Among the challenges ahead, Ed Mierzwinski of U.S. PIRG believes forced arbitration may be most important. Millions of Americans, he says, are "ripped off" as a result of this contract clause that compels borrowers to waive their right to sue. Meanwhile, because banks have not completely reformed the practice of charging overdraft fees without consumer consent -- despite a 2010 Federal Reserve rule prohibiting this -- CFPB advisory board member Adam Levitin points to overdrafts as another area of focus. "Consumer advocates would like to see overdraft fees regulated to limit the number of times fees can be applied, how the fees are calculated and to have fees related to the amount of the overdraft," he says.

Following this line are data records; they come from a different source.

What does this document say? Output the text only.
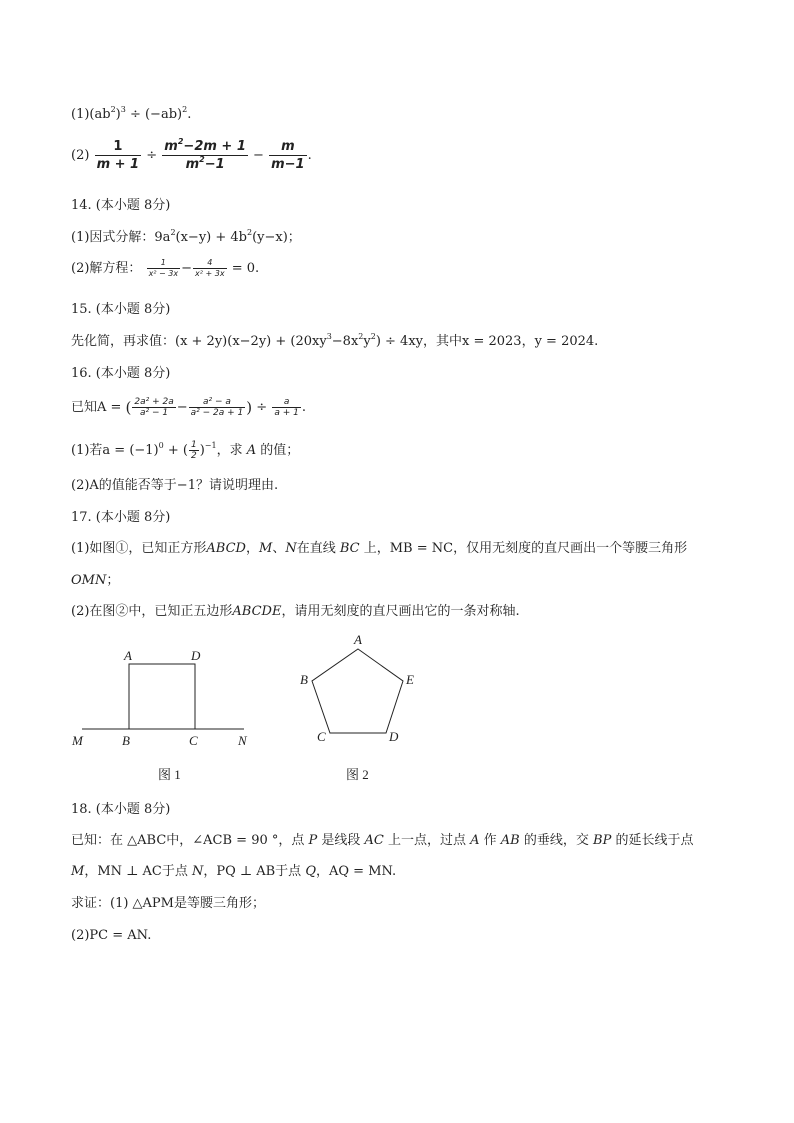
$(1)(ab^2)^3 \div (-ab)^2$.
$(2) \frac{1}{m + 1} \div \frac{m^2-2m + 1}{m^2-1} - \frac{m}{m-1}$ .
14. (本小题 8分)
(1)因式分解：$9a^2(x-y) + 4b^2(y-x)$；
(2)解方程： $\frac{1}{\text{x² − 3x}} - \frac{4}{\text{x² + 3x}} = 0$.
15. (本小题 8分)
先化简，再求值：$(x + 2y)(x-2y) + (20xy^3-8x^2y^2) \div 4xy$，其中x = 2023，y = 2024.
16. (本小题 8分)
已知A = ( $\frac{\text{2a² + 2a}}{\text{a² − 1}} - \frac{\text{a² − a}}{\text{a² − 2a + 1}}$ ) ÷ $\frac{a}{a + 1}$ .
(1)若$a = (-1)^0$ + ( $\frac{1}{2} )^{-1}$，求 A 的值；
(2)A的值能否等于−1？请说明理由.
17. (本小题 8分)
(1)如图①，已知正方形ABCD，M、N在直线 BC 上，MB = NC，仅用无刻度的直尺画出一个等腰三角形
OMN；
(2)在图②中，已知正五边形ABCDE，请用无刻度的直尺画出它的一条对称轴.
A	D
M	B	C	N
图 1
A
B	E
C	D
图 2
18. (本小题 8分)
已知：在 △ABC中，∠ACB = 90 °，点 P 是线段 AC 上一点，过点 A 作 AB 的垂线，交 BP 的延长线于点
M，MN ⊥ AC于点 N，PQ ⊥ AB于点 Q，AQ = MN.
求证：(1) △APM是等腰三角形；
(2)PC = AN.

The regulator also may target debt collection in 2014, having received tens of thousands of complaints about this issue -- especially from people being pursued for money they claimed not to owe. "We want more information throughout the process, but we also want everyone in the process to be responsible to pass all of that information to the next buyer or collector of debt," notes the National Consumer Law Center's Margot Freeman Saunders. "There are no rules on the books like that right now."
Other problems that could draw CFPB action this year included unfair and abusive practices in the student lending sector; credit report disputes; and prepaid cards, which consumer advocates complain are basically becoming unregulated credit products.